29 Oct 2021 | 13:56 UTC

US LNG export terminal utilization jumps amid Sabine Pass Train 6 commissioning

Highlights

Weather temporarily stalls shipments at two facilities

End-user prices remain high, though off record levels

US LNG feedgas demand hit the highest level in more than six months on Oct. 29 at 11.8 Bcf/d, translating to near 100% liquefaction terminal utilization amid commissioning of a sixth train at Cheniere Energy's Sabine Pass in Louisiana, S&P Global Platts Analytics data showed.

At the biggest export terminal in the US, however, shipments were stalled because of high winds and seas offshore that forced pilots to temporarily suspend service along the channel that feeds the terminal.

The last tanker to depart Sabine Pass was on Oct. 27, with two moored there on Oct. 29 for loading, according to Platts cFlow trade-flow analytics software.
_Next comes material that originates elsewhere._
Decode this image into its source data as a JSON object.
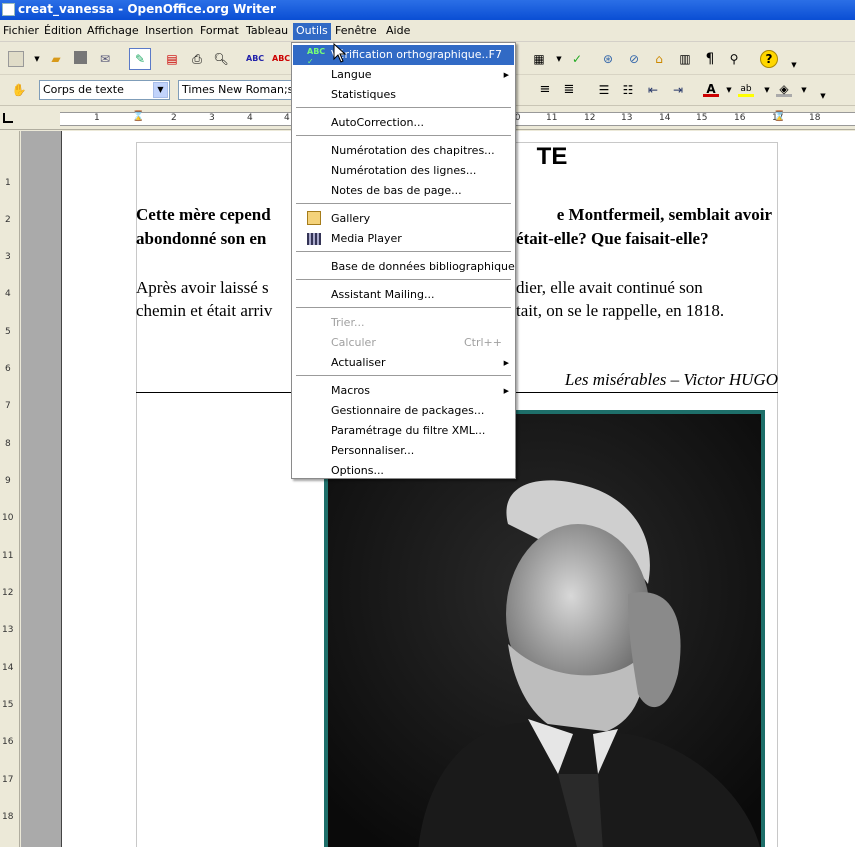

Traffic was expected to resume outbound once weather improves, according to a notice to shippers. In a separate notice to shippers, the pilots that serve the channel that feeds Sempra Energy's Cameron LNG export terminal in Louisiana said service also was suspended temporarily due to high winds, and remained so during the morning of Oct. 29. There were no tankers moored at Cameron LNG on Oct. 29; the last one to depart the terminal was on Oct. 26, cFlow showed.

Strong netbacks due to high prices in end-user markets in Europe and Asia have been incentivizing full dispatch at US LNG export terminals for much of 2021. The total feedgas demand on Oct. 29, based on nominations for the morning cycle, was the highest level since April 18, Platts Analytics data showed. Except for periods of scheduled maintenance and unplanned outages due to weather and other factors, the six major US liquefaction terminals have been operating at near full utilization.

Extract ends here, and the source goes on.